You have to be able to address these questions before proceeding. 

Working with unprofessional / cheap contractor is worse than working with best-value  professional contractor.

Good luck. 

Originally posted by @Stephen Gallagher :

@Victor S.

You are welcome to that opinion, but it is no different than a first time investor piggy backing on someone else's deal or using someone else's money for their investment.

It is all perspective.

When I first started my electrical business I had nothing. I used every tool in the box and offered them all to my customers. I let them buy materials, I let them shop with me, I even let them help me. My money should not be funding your project.

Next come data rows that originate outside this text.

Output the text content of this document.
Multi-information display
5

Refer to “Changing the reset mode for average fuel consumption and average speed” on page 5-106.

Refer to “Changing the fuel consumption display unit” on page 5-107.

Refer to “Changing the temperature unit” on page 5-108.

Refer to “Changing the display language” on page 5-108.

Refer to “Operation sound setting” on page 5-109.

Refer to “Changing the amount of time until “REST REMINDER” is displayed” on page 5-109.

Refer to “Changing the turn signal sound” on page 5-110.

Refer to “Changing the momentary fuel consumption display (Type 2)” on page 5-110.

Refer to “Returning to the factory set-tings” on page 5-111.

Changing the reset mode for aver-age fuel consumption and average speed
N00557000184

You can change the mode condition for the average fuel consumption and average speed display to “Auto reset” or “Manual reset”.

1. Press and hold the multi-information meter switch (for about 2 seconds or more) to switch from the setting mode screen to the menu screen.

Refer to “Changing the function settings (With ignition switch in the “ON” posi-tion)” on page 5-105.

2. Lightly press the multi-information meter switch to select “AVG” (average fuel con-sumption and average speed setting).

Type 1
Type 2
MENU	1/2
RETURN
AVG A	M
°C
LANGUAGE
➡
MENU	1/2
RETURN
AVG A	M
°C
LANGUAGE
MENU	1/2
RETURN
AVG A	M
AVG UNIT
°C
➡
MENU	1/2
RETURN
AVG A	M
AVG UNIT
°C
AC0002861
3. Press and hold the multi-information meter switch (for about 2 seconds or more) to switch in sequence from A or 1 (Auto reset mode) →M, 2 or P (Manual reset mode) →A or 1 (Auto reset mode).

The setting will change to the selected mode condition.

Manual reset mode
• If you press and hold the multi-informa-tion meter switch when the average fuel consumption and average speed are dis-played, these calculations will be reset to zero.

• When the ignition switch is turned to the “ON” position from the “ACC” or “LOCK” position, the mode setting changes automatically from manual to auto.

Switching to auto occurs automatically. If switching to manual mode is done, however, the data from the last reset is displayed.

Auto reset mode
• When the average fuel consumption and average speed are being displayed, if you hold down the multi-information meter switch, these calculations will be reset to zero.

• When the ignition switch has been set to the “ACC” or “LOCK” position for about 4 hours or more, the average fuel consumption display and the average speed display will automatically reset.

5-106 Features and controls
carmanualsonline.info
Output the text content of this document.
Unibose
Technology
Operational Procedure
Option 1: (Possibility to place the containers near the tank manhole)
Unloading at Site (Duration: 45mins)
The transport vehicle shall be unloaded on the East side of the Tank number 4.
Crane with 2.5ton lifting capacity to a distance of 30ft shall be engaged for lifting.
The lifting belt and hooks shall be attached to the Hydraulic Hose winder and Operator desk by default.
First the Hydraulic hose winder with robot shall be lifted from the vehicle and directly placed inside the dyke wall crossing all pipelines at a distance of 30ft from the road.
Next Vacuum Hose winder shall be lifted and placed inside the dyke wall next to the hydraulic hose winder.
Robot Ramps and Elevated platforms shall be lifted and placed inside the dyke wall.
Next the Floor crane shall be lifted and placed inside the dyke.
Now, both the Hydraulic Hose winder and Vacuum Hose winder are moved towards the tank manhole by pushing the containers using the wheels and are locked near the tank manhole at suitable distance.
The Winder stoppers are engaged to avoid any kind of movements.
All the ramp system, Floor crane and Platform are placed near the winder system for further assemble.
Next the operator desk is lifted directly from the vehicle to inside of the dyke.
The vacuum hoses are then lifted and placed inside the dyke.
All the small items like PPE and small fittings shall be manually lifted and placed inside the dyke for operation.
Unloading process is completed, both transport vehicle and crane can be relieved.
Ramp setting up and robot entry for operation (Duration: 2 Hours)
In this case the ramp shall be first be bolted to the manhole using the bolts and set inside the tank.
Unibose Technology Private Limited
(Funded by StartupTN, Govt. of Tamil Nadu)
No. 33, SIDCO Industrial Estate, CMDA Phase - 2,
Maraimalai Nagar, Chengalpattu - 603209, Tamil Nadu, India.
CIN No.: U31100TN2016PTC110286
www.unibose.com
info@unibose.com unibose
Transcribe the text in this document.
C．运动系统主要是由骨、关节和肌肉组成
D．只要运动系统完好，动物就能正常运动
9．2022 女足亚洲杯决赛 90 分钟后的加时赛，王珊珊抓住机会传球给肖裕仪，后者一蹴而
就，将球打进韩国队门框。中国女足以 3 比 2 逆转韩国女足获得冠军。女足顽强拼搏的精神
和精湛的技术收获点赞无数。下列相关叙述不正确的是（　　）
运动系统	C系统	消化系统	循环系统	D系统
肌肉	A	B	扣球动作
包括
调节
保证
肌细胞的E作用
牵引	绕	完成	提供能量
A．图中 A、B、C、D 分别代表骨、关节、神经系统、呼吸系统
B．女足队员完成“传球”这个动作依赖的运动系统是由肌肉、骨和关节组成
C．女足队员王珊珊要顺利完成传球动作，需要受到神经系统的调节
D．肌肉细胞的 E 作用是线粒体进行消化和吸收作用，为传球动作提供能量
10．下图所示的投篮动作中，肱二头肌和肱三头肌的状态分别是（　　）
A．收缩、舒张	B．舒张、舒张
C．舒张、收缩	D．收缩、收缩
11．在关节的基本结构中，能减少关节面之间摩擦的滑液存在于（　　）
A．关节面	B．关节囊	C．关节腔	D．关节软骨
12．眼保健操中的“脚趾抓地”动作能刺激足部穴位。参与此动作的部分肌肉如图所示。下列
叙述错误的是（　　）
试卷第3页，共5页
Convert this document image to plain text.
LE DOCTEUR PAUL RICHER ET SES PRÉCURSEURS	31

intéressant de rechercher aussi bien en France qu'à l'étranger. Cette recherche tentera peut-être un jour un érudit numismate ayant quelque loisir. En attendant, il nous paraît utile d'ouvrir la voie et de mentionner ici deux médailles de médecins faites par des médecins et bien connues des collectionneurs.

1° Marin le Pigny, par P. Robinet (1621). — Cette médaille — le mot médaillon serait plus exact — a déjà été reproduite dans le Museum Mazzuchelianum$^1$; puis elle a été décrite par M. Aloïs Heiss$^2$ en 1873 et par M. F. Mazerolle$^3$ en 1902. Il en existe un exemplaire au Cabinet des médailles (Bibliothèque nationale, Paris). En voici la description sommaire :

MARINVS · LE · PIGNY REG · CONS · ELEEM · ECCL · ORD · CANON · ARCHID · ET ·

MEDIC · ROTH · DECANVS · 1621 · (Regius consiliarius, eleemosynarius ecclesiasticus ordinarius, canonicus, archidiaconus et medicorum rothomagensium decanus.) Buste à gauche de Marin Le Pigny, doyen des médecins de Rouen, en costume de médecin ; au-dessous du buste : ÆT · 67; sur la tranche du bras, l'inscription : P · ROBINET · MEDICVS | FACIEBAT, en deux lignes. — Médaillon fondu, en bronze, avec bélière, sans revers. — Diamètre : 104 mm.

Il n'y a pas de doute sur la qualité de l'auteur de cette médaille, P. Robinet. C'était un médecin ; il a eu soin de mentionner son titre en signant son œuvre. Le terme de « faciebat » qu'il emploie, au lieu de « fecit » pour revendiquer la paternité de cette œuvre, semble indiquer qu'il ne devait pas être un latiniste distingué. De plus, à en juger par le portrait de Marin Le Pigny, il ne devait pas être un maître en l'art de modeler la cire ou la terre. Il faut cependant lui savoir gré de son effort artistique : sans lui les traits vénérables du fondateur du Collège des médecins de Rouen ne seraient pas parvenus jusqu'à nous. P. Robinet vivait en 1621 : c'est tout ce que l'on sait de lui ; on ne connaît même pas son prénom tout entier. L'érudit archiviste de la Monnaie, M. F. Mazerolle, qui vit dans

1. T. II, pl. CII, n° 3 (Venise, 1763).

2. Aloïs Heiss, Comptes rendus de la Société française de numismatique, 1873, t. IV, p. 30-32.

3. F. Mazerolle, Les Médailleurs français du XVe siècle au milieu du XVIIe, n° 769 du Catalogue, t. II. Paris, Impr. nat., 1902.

Starting any business is a leap of faith and if you want to succeed you will do whatever it takes to keep forward progress. Being upfront, honest, and open, have been the keys to my success. Most legitimate negotiations have a give and take.

1/3 deposit, 1/3 at rough inspection , 1/3 at finish inspection is a great model on most bath, kitchen, addition jobs 3-10K. More than that the draw schedule is a good practice.

I often remind myself there are three sides to every story, ours, theirs and the real one.

I am appreciative to those customers that were easy going enough, and trusting enough to help get my electrical business afloat. Knowing my customer base also afforded me the ability to conduct business and reap the rewards of many satisfying referrals.

StephenGallagher

 Agreed. Not everything is black and white, and there should be exceptions. Trust is very hard to come by these days. All the best in your biz!

Another alternative that I have utilized both as a contractor, and as a GC who has to utilize subs at times, it breaking the job up into thirds.  1/3 to secure the job, 1/3 at a designated portion of the work being completed, and the final 1/3 upon completion.  

Having said that, when dealing with customers or sub contractors that I have a relationship with, these distributions are unnecessary.  With our plumber for example, we pay him 100% upon completion depending on the scope of the job.  If we are doing full plumbing and heating in a house, we give him half to gather the appropriate materials and half upon completion.  

You have to utilize judgement, and take into account the relationship with the person in question.  A one size fits all approach will prove to be counterproductive in the long run.